As Hour progresses, the paths of White Vincent and Hank will be more intertwined. “My projection through the whole series is to get closer to Hank, and Hank’s way to go is to get closer to me,” Nyqvust says.

Hour is far different from ER. “I think I knew that whatever I did would have to be as different or as special for different reasons. For me to go back into a medical drama would have been pretty ridiculous,” says Edwards, who is returning to series television after leaving ER in 2002. “To do mystery, epic, conspiracy-type stories is about as opposite storytelling-wise as I could find.”

Edwards compares Hour to The Da Vinci Code and Raiders of the Lost Ark, and executive producer, Zack Estrin, also compares the show to National Treasure. What differs, Edwards says, is that Hank is the ‘new kid on the block’ to being introduced to that world and has no special skills or talents.
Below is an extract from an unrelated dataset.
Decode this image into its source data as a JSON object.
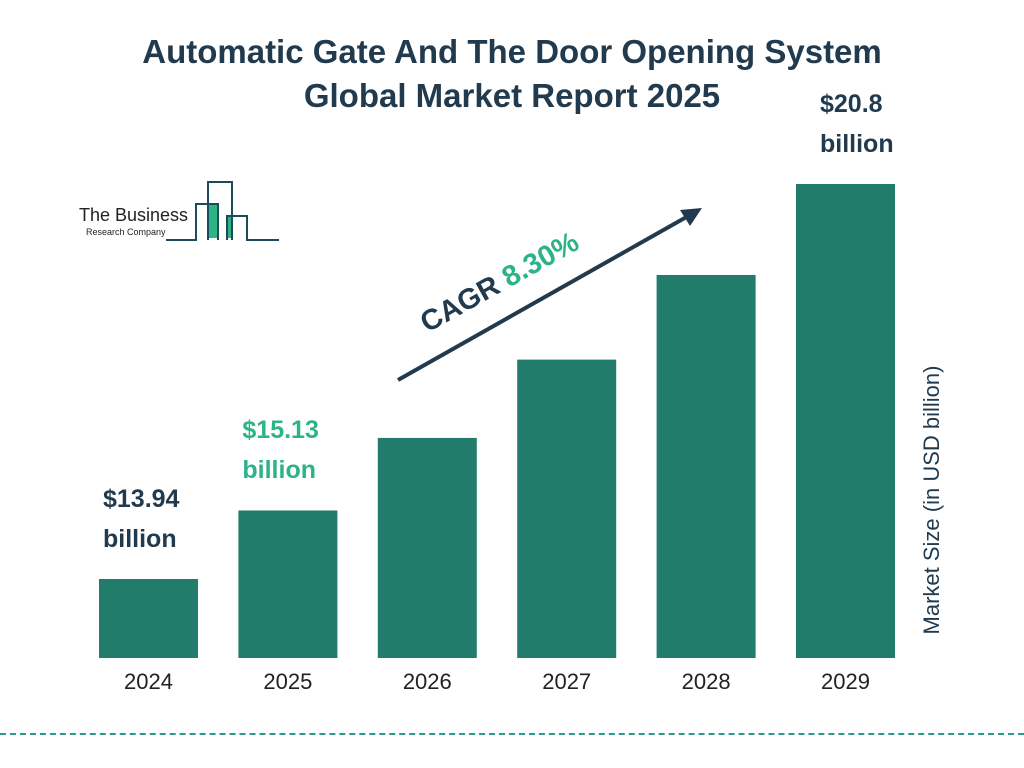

“I’m not a gun-toting adventurer who is used to being thrust into life-and-death situations the way we are here. It’s not like I’m of the world of solving international conspiracies,” he says. “It’s more of an Everyman story. I think I’m kind of the conduit for the audience that way. You don’t hire Anthony Edwards because he’s going to take his shirt off and shoot a gun.”

Estrin reveals how long it would take viewers to get the resolution. “We’re going to tell a complete story in 13 episodes and not make you hang around for eight years to get your answers,” he says. “Time is really valuable now. People like to know, ‘If I invest, am I definitely going to get my answer?'” If the show survives for a second season, then a new story will arise. Even though the show seemed to start off on a great and suspenseful first episode, only time will tell if the series makes it or breaks it. You can catch Zero Hour on ABC every Thursday at 8 ET/PT).